Eine Einziehungsanordnung kann trotz Aufhebung des Strafausspruchs bestehen bleiben, soweit sie von dem rechtsfehlerhaften Strafzumessungserwägungen nicht berührt ist.
Vorinstanzen
Landgericht Mainz, 29. November 1995
Rubrum
BUNDESGERICHTSHOF BESCHLUSS
2 StR 209/96
vom 20. September 1996
in der Strafsache gegen RE Carsten Dietrich Bernd von ohne festen Wohnsitz, geboren am ████ 1956 in ███, zur Zeit in Untersuchungshaft, wegen versuchter räuberischer Erpressung u. a.
Der 2. Strafsenat des Bundesgerichtshofs hat nach Anhörung des Generalbundesanwalts und des Beschwerdeführers am 20. September 1996 gemäß § 349 Abs. 2 und 4 StPO einstimmig
Tenor
Auf die Revision des Angeklagten wird das Urteil des Landgerichts Mainz vom 29. November 1995 im Strafausspruch mit den zugehörigen Feststellungen aufgehoben.
Im Umfang der Aufhebung wird die Sache zu neuer Verhandlung und Entscheidung, auch über die Kosten des Rechtsmittels, an eine andere Strafkammer des Landgerichts zurückverwiesen.
Die weitergehende Revision wird verworfen.
Gründe
Das Landgericht hat den Angeklagten wegen versuchter räuberischer Erpressung, wegen Betruges und wegen Unterschlagung zu einer Gesamtfreiheitsstrafe von sieben Jahren und wegen Beleidigung zu einer Geldstrafe von 30 Tagessätzen zu je 2,- DM verurteilt und auf Einziehung verschiedener Gegenstände erkannt. Die Revision des Angeklagten, mit der er die Verletzung materiellen und formellen Rechts rügt, ist insoweit, als sie sich gegen den Schuldspruch und die Einziehungsanordnung wendet, im Sinne von § 349 Abs. 2 StPO unbegründet. Der Strafausspruch ist jedoch auf die Sachrüge hin aufzuheben.
Das Landgericht hat bei der Strafzumessung unter anderem folgendes ausgeführt:
„Strafschärfend ist insgesamt zu berücksichtigen gewesen die Rücksichtslosigkeit des Angeklagten, die sich bei ihm wie ein roter Faden auch durch sein bisheriges Leben zieht.

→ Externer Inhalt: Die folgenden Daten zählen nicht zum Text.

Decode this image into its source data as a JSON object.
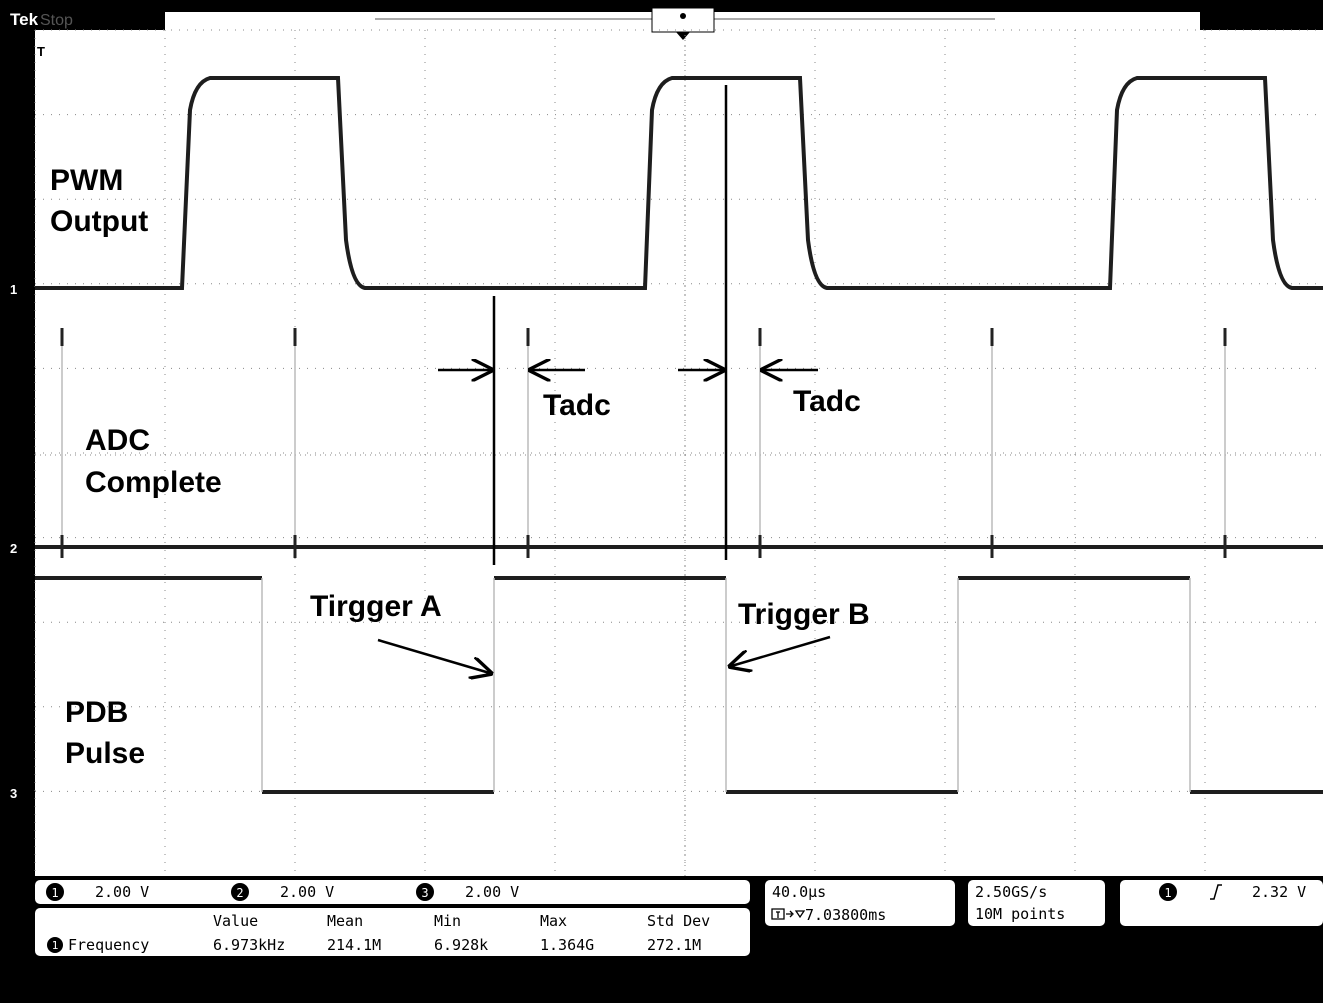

Er ist nur auf sich fixiert, gewinnsüchtig und sieht die Existenzberechtigung anderer Menschen nur darin, ihn zu bestätigen und ihm und seinen Bedürfnissen zu dienen. Er nutzt sie aus, verhöhnt sie anschließend und stiehlt sich selbst aus der Verantwortung. Genau auf dieser Linie liegt sowohl sein egoistisches, kriminelles Verhalten im Straßenverkehr als auch die Art seiner kriminellen ‚Geldbeschaffung‘.“
Diese Erwägungen begegnen durchgreifenden rechtlichen Bedenken. Die Lebensführung eines Angeklagten und sein außerhalb der Tatausführung liegendes Verhalten dürfen nur dann bei der Strafzumessung Berücksichtigung finden, wenn sie eine Beziehung zur abgeurteilten Tat haben (BGHR StGB § 46 Abs. 2 Vorleben 3, 8, 9, 10, jeweils m. w. N.; ständige Rechtsprechung). Ein solcher Zusammenhang ist in dem angefochtenen Urteil nicht dargetan.
Obwohl die vom Landgericht verhängten Strafen äußerst maßvoll sind, kann der Senat nicht mit letzter Sicherheit ausschließen, dass die Bemessung der Strafhöhen von der beanstandeten Zumessungserwägung beeinflusst wurde. Der Strafausspruch hat daher keinen Bestand. Die von dem Rechtsfehler nicht beeinflusste Einziehungsanordnung kann bestehen bleiben.
RiBGH Niemöller ist wegen Urlaubs verhindert, seine Unterschrift beizufügen.